The two books overlap at one point. Ferguson notes that in Blair’s memoirs
he wrote that he had asked my opinion on sacking Gordon Brown when he was prime minister and Gordon was next door in No. 11. My recollection is that Tony wasn’t specific about Gordon. His question was about superstars and how I dealt with them. My answer was: ‘The most important thing in my job is control. The minute they threaten your control, you have to get rid of them.’ He did say he was having problems with Gordon but didn’t ask me specifically what I thought he should do. I kept my advice general because I didn’t want to get into personality issues.
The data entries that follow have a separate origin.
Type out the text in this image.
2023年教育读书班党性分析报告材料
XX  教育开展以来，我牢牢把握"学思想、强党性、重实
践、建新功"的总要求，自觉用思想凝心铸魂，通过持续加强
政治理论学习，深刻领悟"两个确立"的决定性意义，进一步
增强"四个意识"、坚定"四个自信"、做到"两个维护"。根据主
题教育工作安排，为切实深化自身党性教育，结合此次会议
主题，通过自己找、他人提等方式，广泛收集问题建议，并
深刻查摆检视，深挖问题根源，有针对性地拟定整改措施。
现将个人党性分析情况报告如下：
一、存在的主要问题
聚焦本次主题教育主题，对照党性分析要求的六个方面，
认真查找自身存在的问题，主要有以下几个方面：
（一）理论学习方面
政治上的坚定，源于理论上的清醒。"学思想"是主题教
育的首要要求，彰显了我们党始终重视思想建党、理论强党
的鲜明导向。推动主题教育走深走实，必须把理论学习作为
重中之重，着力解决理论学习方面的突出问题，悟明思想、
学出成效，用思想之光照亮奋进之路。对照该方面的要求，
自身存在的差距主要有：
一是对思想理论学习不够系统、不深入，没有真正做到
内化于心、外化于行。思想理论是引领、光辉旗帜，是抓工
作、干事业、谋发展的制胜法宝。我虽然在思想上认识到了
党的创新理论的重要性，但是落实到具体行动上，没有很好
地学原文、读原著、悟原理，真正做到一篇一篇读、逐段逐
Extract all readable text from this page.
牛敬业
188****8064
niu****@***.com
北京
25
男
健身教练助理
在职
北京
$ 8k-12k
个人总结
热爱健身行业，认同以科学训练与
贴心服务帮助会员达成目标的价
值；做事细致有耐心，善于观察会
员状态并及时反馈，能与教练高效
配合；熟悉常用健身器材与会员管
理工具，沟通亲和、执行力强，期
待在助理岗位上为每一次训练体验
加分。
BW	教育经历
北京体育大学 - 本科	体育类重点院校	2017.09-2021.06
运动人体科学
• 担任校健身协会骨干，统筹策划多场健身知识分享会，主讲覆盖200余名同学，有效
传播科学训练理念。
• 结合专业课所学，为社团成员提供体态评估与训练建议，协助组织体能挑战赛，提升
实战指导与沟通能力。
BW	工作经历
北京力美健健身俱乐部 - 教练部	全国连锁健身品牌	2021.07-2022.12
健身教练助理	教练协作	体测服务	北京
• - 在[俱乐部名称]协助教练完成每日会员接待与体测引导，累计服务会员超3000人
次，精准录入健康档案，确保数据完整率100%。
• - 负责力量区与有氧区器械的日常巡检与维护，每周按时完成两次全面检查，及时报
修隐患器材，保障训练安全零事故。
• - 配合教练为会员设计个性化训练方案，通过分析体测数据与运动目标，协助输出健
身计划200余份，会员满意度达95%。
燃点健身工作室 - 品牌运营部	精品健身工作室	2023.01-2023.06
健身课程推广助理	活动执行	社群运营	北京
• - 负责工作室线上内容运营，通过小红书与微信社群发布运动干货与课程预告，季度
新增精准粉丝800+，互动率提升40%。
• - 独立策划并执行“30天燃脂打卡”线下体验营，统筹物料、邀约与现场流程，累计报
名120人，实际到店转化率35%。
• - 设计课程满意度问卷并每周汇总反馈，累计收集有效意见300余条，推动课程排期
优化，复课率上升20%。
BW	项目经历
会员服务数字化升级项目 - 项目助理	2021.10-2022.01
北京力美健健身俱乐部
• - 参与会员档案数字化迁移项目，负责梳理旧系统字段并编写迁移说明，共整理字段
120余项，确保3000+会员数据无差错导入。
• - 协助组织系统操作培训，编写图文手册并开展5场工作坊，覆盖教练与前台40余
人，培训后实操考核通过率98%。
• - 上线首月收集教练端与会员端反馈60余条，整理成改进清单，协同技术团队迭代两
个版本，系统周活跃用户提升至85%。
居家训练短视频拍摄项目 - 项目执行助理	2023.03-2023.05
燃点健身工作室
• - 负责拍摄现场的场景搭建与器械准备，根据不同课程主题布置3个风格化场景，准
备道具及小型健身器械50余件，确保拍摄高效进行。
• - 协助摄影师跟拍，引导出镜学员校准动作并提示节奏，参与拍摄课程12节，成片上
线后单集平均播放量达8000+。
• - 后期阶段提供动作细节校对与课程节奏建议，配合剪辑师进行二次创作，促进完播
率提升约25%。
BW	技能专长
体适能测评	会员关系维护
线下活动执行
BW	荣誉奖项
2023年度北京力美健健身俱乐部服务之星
Ferguson has more in common with Brown than he does with Blair. The two men bonded over their shared interest in the Kennedy assassination (part of Ferguson’s JFK collection consists of books and DVDs sent to him by Brown). They both fit the conspiracist mould: suspicious, relentless, brooding, unable to shake the feeling that it is always, in the end, them and us. Brown, despite his reputation, wasn’t a control freak. Like Ferguson, he understood that many things were beyond his power to control (markets can move as randomly as a football). He just wanted to control the people with the power to do him harm. What Ferguson had that Brown didn’t have was time. Ferguson almost ran out of time early in his United career, when after barely three years of misfires and no trophies he was on the brink of being sacked. Then a lucky break in the Cup bought him the time he needed and he never looked back. Brown never had that luck. Blair was the lucky one, the man who was given an unassailable position as prime minister, which gave him the time to do what he wanted. He squandered it. If Ferguson had been Blair he would have sacked Brown (‘It never made sense to me to go to bed every night worrying when you could do something to cut the problem away’). If Brown had had the time given to Blair he would have accomplished more. But he got less than three years, which as Ferguson would be the first to admit, isn’t long enough to see off your enemies.